Islamabad: The key assumptions used to finalise Pakistan's USD 7 billion deal with the International Monetary Fund (IMF) has gone haywire within a month of its approval, leaving the authorities concerned with an option either to renegotiate the package or keep suffocating the economy through more taxes, the Express Tribune reported.
As per the Express Tribune, official statistics show that out of four key underlying assumptions for achieving the nearly Pakistani Rs13 trillion tax target, the economic growth rate, inflation, large-scale manufacturing and imports, three assumptions have already proven wrong by the end of the first quarter of the current fiscal year in Pakistan.
The federal government of Pakistan overly committed on behalf of the four provincial governments. Those too, are struggling to meet their conditions soon after the deal became effective.
The official statistics for the first quarter (July-September) revealed that from the Federal Board of Revenue's tax collection target to provincial cash surpluses, everything has gone off the mark.
Deputy Prime Minister of Pakistan, Ishaq Dar has also publicly spoken against the market-determined exchange rate regime, which is another core objective of the $7 billion Extended Fund Facility, Express Tribune reported.
The IMF is again pressuring Pakistan to let the rupee further devalue; although as per Dar's views the rupee is already undervalued by at least 16 per cent.
The IMF deal is facing serious implementation challenges even sooner than many had predicted, underscoring how badly it had been knitted by the negotiators from both sides. The Express Tribune had reported that Pakistan finalised a wrong deal with the IMF, which might soon derail.
The sources said that except for the GDP growth, which remains within the assumption range of 3 per ceny, the other three autonomous growth indicators namely inflation, imports and large scale manufacturing, went off the mark in the first quarter.

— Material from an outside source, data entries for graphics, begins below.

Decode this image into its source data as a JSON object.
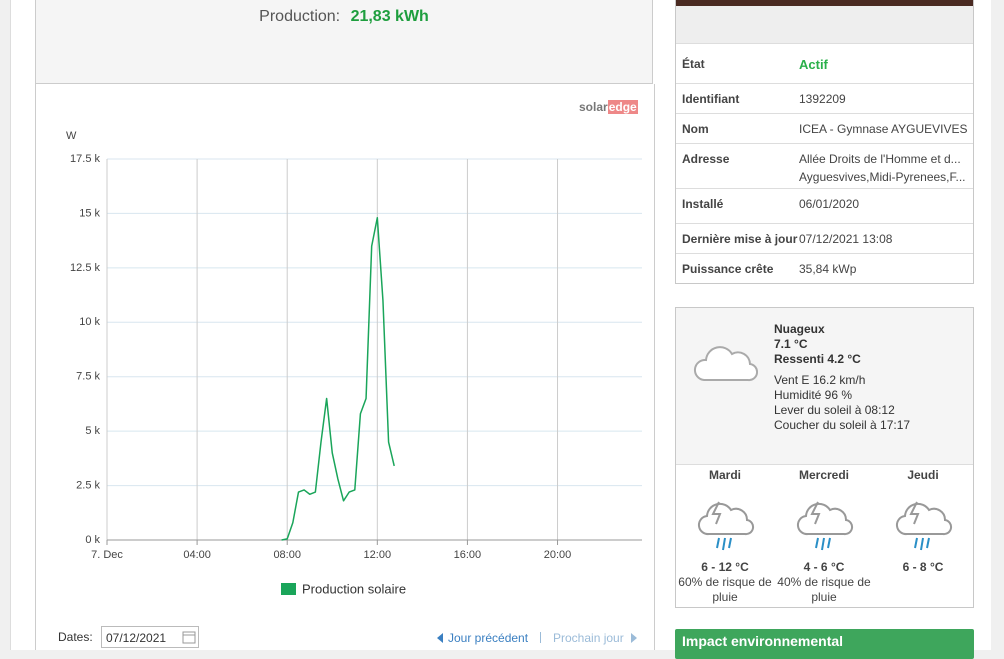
{
  "production": {
    "label": "Production:",
    "value": "21,83 kWh"
  },
  "logo": {
    "left": "solar",
    "right": "edge"
  },
  "chart_data": {
    "type": "line",
    "y_label": "W",
    "x": [
      7.75,
      8,
      8.25,
      8.5,
      8.75,
      9,
      9.25,
      9.5,
      9.75,
      10,
      10.25,
      10.5,
      10.75,
      11,
      11.25,
      11.5,
      11.75,
      12,
      12.25,
      12.5,
      12.75
    ],
    "series": [
      {
        "name": "Production solaire",
        "color": "#1aa55a",
        "values": [
          0,
          50,
          800,
          2200,
          2300,
          2100,
          2200,
          4500,
          6500,
          4000,
          2800,
          1800,
          2200,
          2300,
          5800,
          6500,
          13500,
          14800,
          11000,
          4500,
          3400
        ]
      }
    ],
    "xlim": [
      0,
      23.75
    ],
    "xticks": [
      {
        "value": 0,
        "label": "7. Dec"
      },
      {
        "value": 4,
        "label": "04:00"
      },
      {
        "value": 8,
        "label": "08:00"
      },
      {
        "value": 12,
        "label": "12:00"
      },
      {
        "value": 16,
        "label": "16:00"
      },
      {
        "value": 20,
        "label": "20:00"
      }
    ],
    "ylim": [
      0,
      17500
    ],
    "yticks": [
      {
        "value": 0,
        "label": "0 k"
      },
      {
        "value": 2500,
        "label": "2.5 k"
      },
      {
        "value": 5000,
        "label": "5 k"
      },
      {
        "value": 7500,
        "label": "7.5 k"
      },
      {
        "value": 10000,
        "label": "10 k"
      },
      {
        "value": 12500,
        "label": "12.5 k"
      },
      {
        "value": 15000,
        "label": "15 k"
      },
      {
        "value": 17500,
        "label": "17.5 k"
      }
    ],
    "grid": true
  },
  "dates": {
    "label": "Dates:",
    "value": "07/12/2021",
    "previous": "Jour précédent",
    "next": "Prochain jour"
  },
  "info": {
    "rows": [
      [
        "État",
        "Actif"
      ],
      [
        "Identifiant",
        "1392209"
      ],
      [
        "Nom",
        "ICEA - Gymnase AYGUEVIVES"
      ],
      [
        "Adresse",
        "Allée Droits de l'Homme et d...",
        "Ayguesvives,Midi-Pyrenees,F..."
      ],
      [
        "Installé",
        "06/01/2020"
      ],
      [
        "Dernière mise à jour",
        "07/12/2021 13:08"
      ],
      [
        "Puissance crête",
        "35,84 kWp"
      ]
    ]
  },
  "weather": {
    "condition": "Nuageux",
    "temperature": "7.1 °C",
    "feels_like": "Ressenti 4.2 °C",
    "details": [
      "Vent E 16.2 km/h",
      "Humidité 96 %",
      "Lever du soleil à 08:12",
      "Coucher du soleil à 17:17"
    ],
    "forecast": [
      {
        "day": "Mardi",
        "temps": "6 - 12 °C",
        "rain": "60% de risque de pluie"
      },
      {
        "day": "Mercredi",
        "temps": "4 - 6 °C",
        "rain": "40% de risque de pluie"
      },
      {
        "day": "Jeudi",
        "temps": "6 - 8 °C"
      }
    ]
  },
  "impact": {
    "title": "Impact environnemental"
  }
}
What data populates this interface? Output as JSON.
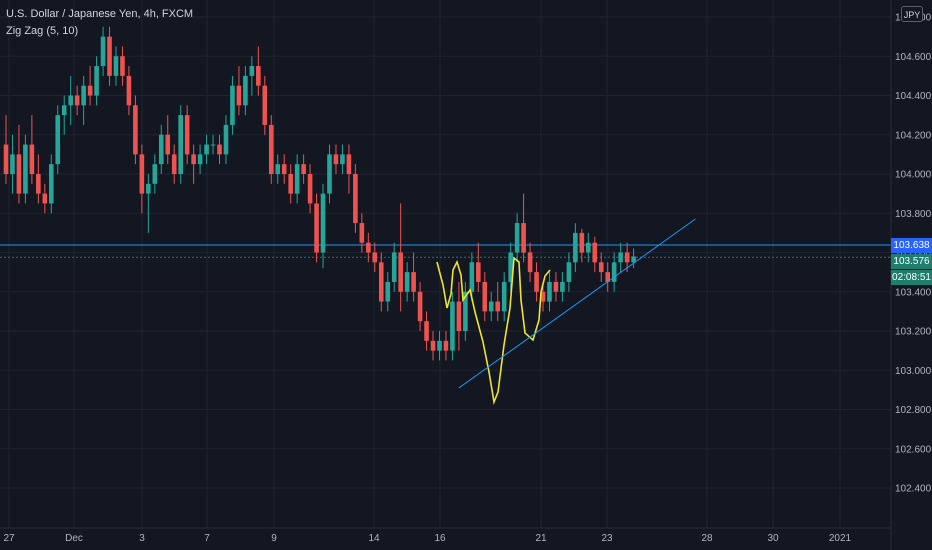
{
  "legend": {
    "symbol": "U.S. Dollar / Japanese Yen, 4h, FXCM",
    "indicator": "Zig Zag (5, 10)"
  },
  "currency": "JPY",
  "price_tags": {
    "last_price": "103.638",
    "current_price": "103.576",
    "countdown": "02:08:51"
  },
  "colors": {
    "background": "#131722",
    "grid": "#1f2431",
    "up": "#26a69a",
    "down": "#ef5350",
    "hline": "#2196f3",
    "drawing": "#f0e52b",
    "axis_text": "#b2b5be"
  },
  "chart_data": {
    "type": "candlestick",
    "ylim": [
      102.3,
      104.75
    ],
    "y_ticks": [
      "102.400",
      "102.600",
      "102.800",
      "103.000",
      "103.200",
      "103.400",
      "103.600",
      "103.800",
      "104.000",
      "104.200",
      "104.400",
      "104.600",
      "104.800"
    ],
    "x_labels": [
      "27",
      "Dec",
      "3",
      "7",
      "9",
      "14",
      "16",
      "21",
      "23",
      "28",
      "30",
      "2021"
    ],
    "horizontal_lines": [
      103.638,
      103.576
    ],
    "trendline": {
      "from": {
        "candle": 70,
        "price": 102.91
      },
      "to": {
        "candle": 103,
        "price": 103.74
      }
    },
    "candles": [
      [
        104.15,
        104.3,
        103.95,
        104.0
      ],
      [
        104.0,
        104.2,
        103.9,
        104.1
      ],
      [
        104.1,
        104.25,
        103.85,
        103.9
      ],
      [
        103.9,
        104.2,
        103.85,
        104.15
      ],
      [
        104.15,
        104.3,
        103.95,
        104.0
      ],
      [
        104.0,
        104.1,
        103.85,
        103.9
      ],
      [
        103.9,
        103.95,
        103.8,
        103.85
      ],
      [
        103.85,
        104.1,
        103.8,
        104.05
      ],
      [
        104.05,
        104.35,
        104.0,
        104.3
      ],
      [
        104.3,
        104.4,
        104.2,
        104.35
      ],
      [
        104.35,
        104.5,
        104.25,
        104.4
      ],
      [
        104.4,
        104.45,
        104.3,
        104.35
      ],
      [
        104.35,
        104.5,
        104.25,
        104.45
      ],
      [
        104.45,
        104.55,
        104.35,
        104.4
      ],
      [
        104.4,
        104.6,
        104.35,
        104.55
      ],
      [
        104.55,
        104.75,
        104.5,
        104.7
      ],
      [
        104.7,
        104.75,
        104.45,
        104.5
      ],
      [
        104.5,
        104.65,
        104.45,
        104.6
      ],
      [
        104.6,
        104.65,
        104.45,
        104.5
      ],
      [
        104.5,
        104.55,
        104.3,
        104.35
      ],
      [
        104.35,
        104.4,
        104.05,
        104.1
      ],
      [
        104.1,
        104.15,
        103.8,
        103.9
      ],
      [
        103.9,
        104.0,
        103.7,
        103.95
      ],
      [
        103.95,
        104.1,
        103.9,
        104.05
      ],
      [
        104.05,
        104.25,
        104.0,
        104.2
      ],
      [
        104.2,
        104.3,
        104.05,
        104.1
      ],
      [
        104.1,
        104.15,
        103.95,
        104.0
      ],
      [
        104.0,
        104.35,
        103.95,
        104.3
      ],
      [
        104.3,
        104.35,
        104.05,
        104.1
      ],
      [
        104.1,
        104.15,
        103.95,
        104.05
      ],
      [
        104.05,
        104.15,
        104.0,
        104.1
      ],
      [
        104.1,
        104.2,
        104.05,
        104.15
      ],
      [
        104.15,
        104.2,
        104.1,
        104.15
      ],
      [
        104.15,
        104.2,
        104.05,
        104.1
      ],
      [
        104.1,
        104.3,
        104.05,
        104.25
      ],
      [
        104.25,
        104.5,
        104.2,
        104.45
      ],
      [
        104.45,
        104.55,
        104.3,
        104.35
      ],
      [
        104.35,
        104.55,
        104.3,
        104.5
      ],
      [
        104.5,
        104.6,
        104.4,
        104.55
      ],
      [
        104.55,
        104.65,
        104.4,
        104.45
      ],
      [
        104.45,
        104.5,
        104.2,
        104.25
      ],
      [
        104.25,
        104.3,
        103.95,
        104.0
      ],
      [
        104.0,
        104.1,
        103.95,
        104.05
      ],
      [
        104.05,
        104.1,
        103.95,
        104.0
      ],
      [
        104.0,
        104.05,
        103.85,
        103.9
      ],
      [
        103.9,
        104.1,
        103.85,
        104.05
      ],
      [
        104.05,
        104.1,
        103.95,
        104.0
      ],
      [
        104.0,
        104.05,
        103.8,
        103.85
      ],
      [
        103.85,
        103.9,
        103.55,
        103.6
      ],
      [
        103.6,
        103.95,
        103.52,
        103.9
      ],
      [
        103.9,
        104.15,
        103.85,
        104.1
      ],
      [
        104.1,
        104.15,
        104.0,
        104.05
      ],
      [
        104.05,
        104.15,
        104.0,
        104.1
      ],
      [
        104.1,
        104.15,
        103.9,
        104.0
      ],
      [
        104.0,
        104.05,
        103.7,
        103.75
      ],
      [
        103.75,
        103.8,
        103.6,
        103.65
      ],
      [
        103.65,
        103.7,
        103.55,
        103.6
      ],
      [
        103.6,
        103.65,
        103.5,
        103.55
      ],
      [
        103.55,
        103.6,
        103.3,
        103.35
      ],
      [
        103.35,
        103.5,
        103.3,
        103.45
      ],
      [
        103.45,
        103.65,
        103.4,
        103.6
      ],
      [
        103.6,
        103.85,
        103.3,
        103.4
      ],
      [
        103.4,
        103.55,
        103.35,
        103.5
      ],
      [
        103.5,
        103.6,
        103.35,
        103.4
      ],
      [
        103.4,
        103.45,
        103.2,
        103.25
      ],
      [
        103.25,
        103.3,
        103.1,
        103.15
      ],
      [
        103.15,
        103.2,
        103.05,
        103.1
      ],
      [
        103.1,
        103.2,
        103.05,
        103.15
      ],
      [
        103.15,
        103.2,
        103.05,
        103.1
      ],
      [
        103.1,
        103.4,
        103.05,
        103.35
      ],
      [
        103.35,
        103.45,
        103.1,
        103.2
      ],
      [
        103.2,
        103.45,
        103.15,
        103.4
      ],
      [
        103.4,
        103.6,
        103.35,
        103.55
      ],
      [
        103.55,
        103.65,
        103.4,
        103.45
      ],
      [
        103.45,
        103.5,
        103.25,
        103.3
      ],
      [
        103.3,
        103.4,
        103.25,
        103.35
      ],
      [
        103.35,
        103.45,
        103.25,
        103.3
      ],
      [
        103.3,
        103.5,
        103.25,
        103.45
      ],
      [
        103.45,
        103.65,
        103.4,
        103.6
      ],
      [
        103.6,
        103.8,
        103.55,
        103.75
      ],
      [
        103.75,
        103.9,
        103.55,
        103.6
      ],
      [
        103.6,
        103.65,
        103.45,
        103.5
      ],
      [
        103.5,
        103.55,
        103.35,
        103.4
      ],
      [
        103.4,
        103.45,
        103.3,
        103.35
      ],
      [
        103.35,
        103.5,
        103.3,
        103.45
      ],
      [
        103.45,
        103.5,
        103.35,
        103.4
      ],
      [
        103.4,
        103.5,
        103.35,
        103.45
      ],
      [
        103.45,
        103.6,
        103.4,
        103.55
      ],
      [
        103.55,
        103.75,
        103.5,
        103.7
      ],
      [
        103.7,
        103.72,
        103.55,
        103.6
      ],
      [
        103.6,
        103.7,
        103.55,
        103.65
      ],
      [
        103.65,
        103.68,
        103.5,
        103.55
      ],
      [
        103.55,
        103.6,
        103.45,
        103.5
      ],
      [
        103.5,
        103.55,
        103.4,
        103.45
      ],
      [
        103.45,
        103.6,
        103.4,
        103.55
      ],
      [
        103.55,
        103.65,
        103.5,
        103.6
      ],
      [
        103.6,
        103.65,
        103.5,
        103.55
      ],
      [
        103.55,
        103.62,
        103.52,
        103.58
      ]
    ]
  }
}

The contingency measures that the IMF has finalized in case of missing the tax target would further suffocate the economic growth and lower the home take incomes of the majority of the taxpayers, as per the Express Tribune.
The situation warrants a holistic review of the IMF deal, as even a mini-budget cannot help to achieve the unrealistic target due to multiple factors.
As per Express Tribune, the Pakistan government has set aside Pakistani Rs9.8 trillion for the debt servicing on the basis of an average interest rate of 17.5 per cent for this fiscal year. However, due to faster than anticipated slowdown in inflation, the interest rates may see a major cut, as indicated by the Deputy Prime Minister Ishaq Dar on Tuesday.
For this fiscal year, the IMF has given Rs12.92 trillion tax targets and the government imposed at least Rs1.2 trillion worth additional taxes in addition to promising additional collection from traders and businesses through enforcement measures.
According to the Express Tribune, the GST collection at the import stage had been projected at Rs629 billion but it remained at Pakistani Rs482 billion due to 8 per cent increase in imports in the first quarter. This created a shortfall of Rs147 billion, which was largely filled on the income tax side due to increased tax rates and taking some advances. The higher return filing also gave Rs55 billion windfall to the FBR in the first quarter.
Due to single-digit growth in imports, the custom duties collection remained at Rs276 billion as against the estimated Rs266 billion.
The situation is going to further aggravate for the second quarter (October-December) period. Due to wrong assumptions at the time of signing the deal, the FBR fears that it may take another additional hit of at least Rs254 billion.
Express Tribune noted that the publicly available indicators suggest that the FBR may again face an additional shortfall of Pakistani Rs125 billion on account of a low collection of sales tax and excise duties at the domestic stage. The impact of import compression is also estimated at Pakistani Rs320 billion on account of all import taxes.
Some of these adverse impacts would be offset by about Rs225 billion excess collection of income tax on the back of higher tax rates.
It was also observed that the provincial governments too, could not show the required cash surpluses of Pakistani Rs342 billion and fell short of the target by Pakistani Rs182 billion in the first quarter. This would further dent the primary budget surplus goal.